Can New Tech Now Catch the Missouri Killer Never Captured?
It's never too late to catch a killer. That's why there is hope that new technology may finally be able to catch the Missouri serial killer that as of this date has never been identified and captured.
In the next few days, we will arrive at the 33rd anniversary of the beginning of what would become known as the I-70 serial killer crimes. As Wikipedia documents, the first attack happened on April 8, 1992 and continued at least through May 7, 1992. Clerks that worked near Interstate 70 were murdered one by one beginning in Indianapolis and continuing through St. Charles and Raytown, Missouri.
Wikipedia says "the I-70 killer was described as being a white man in his twenties or thirties, 5'7" to 5'9" tall, thin and having lazy eyelids and sandy blond or reddish hair in 1992." However, no suspect has ever been charged with this crime.
A&E said there was a new effort in St.
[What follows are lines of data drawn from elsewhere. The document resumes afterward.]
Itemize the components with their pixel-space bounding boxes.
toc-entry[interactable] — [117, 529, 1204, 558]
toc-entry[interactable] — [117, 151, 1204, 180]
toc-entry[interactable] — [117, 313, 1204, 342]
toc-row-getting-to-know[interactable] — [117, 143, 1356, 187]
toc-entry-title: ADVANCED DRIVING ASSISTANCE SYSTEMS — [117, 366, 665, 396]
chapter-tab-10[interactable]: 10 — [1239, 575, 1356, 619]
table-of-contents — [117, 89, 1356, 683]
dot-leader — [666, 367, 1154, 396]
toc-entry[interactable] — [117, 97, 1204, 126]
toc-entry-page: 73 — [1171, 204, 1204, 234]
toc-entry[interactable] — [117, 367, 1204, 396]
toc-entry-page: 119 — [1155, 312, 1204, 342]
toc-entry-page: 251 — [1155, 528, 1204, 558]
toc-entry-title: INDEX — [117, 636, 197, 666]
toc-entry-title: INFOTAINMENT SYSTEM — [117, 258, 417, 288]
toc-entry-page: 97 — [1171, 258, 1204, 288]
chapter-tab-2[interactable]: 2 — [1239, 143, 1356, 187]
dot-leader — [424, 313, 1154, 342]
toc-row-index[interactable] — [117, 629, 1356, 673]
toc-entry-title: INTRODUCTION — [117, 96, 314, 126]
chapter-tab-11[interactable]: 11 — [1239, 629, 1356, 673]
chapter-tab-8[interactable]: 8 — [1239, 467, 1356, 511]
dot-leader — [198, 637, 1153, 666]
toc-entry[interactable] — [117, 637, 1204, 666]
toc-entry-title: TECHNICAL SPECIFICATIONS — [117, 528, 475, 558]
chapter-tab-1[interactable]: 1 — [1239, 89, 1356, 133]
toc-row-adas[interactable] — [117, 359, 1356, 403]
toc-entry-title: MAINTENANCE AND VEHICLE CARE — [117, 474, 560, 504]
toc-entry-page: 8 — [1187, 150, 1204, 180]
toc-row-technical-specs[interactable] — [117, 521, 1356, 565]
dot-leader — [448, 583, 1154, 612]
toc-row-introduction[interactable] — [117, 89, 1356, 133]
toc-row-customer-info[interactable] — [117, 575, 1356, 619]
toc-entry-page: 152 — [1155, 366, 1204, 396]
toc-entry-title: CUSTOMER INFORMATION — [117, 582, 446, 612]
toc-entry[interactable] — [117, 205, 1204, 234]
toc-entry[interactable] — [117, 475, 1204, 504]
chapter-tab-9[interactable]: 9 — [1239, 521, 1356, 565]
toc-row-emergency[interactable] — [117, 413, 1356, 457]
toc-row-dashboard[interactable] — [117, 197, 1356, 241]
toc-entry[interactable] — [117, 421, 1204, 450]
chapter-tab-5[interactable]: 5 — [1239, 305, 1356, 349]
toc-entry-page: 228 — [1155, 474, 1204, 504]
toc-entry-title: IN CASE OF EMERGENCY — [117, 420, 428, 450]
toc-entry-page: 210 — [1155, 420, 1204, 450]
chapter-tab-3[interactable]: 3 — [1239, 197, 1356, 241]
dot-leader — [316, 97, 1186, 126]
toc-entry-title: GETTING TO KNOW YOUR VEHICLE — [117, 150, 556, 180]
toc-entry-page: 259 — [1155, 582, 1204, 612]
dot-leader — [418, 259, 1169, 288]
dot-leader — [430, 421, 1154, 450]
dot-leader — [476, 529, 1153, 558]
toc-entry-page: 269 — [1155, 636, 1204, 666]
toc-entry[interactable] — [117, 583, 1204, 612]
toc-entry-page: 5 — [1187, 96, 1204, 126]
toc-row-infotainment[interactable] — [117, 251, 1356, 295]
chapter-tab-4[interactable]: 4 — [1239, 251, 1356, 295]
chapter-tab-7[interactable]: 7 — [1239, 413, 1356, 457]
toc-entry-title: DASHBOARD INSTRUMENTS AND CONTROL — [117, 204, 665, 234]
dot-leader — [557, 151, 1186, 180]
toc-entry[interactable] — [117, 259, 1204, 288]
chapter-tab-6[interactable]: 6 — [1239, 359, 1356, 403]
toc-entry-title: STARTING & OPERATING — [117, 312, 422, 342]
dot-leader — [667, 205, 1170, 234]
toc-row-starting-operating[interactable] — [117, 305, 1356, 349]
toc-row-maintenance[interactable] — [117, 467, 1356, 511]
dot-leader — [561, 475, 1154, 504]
Louis, Missouri just a few years ago in 2021 called the I-70 Killer Task Force. The hope was that new technology like "touch DNA" could definitively link someone to these crimes so they could face justice.
There is new hope that this killer can be caught after the Missouri Attorney General's Office just announced recently that another 1992 cold case had finally been solved when 63-year-old Tony Lee Wagner of Missouri had been convicted of a vicious rape of hikers from that year. It was new DNA technology that finally led to his arrest and conviction and that is the hope of the I-70 serial killer task force.
Perhaps we've arrived at a time when the person or persons responsible for taking the lives of the clerks near I-70 in 1992 can finally be made to face justice.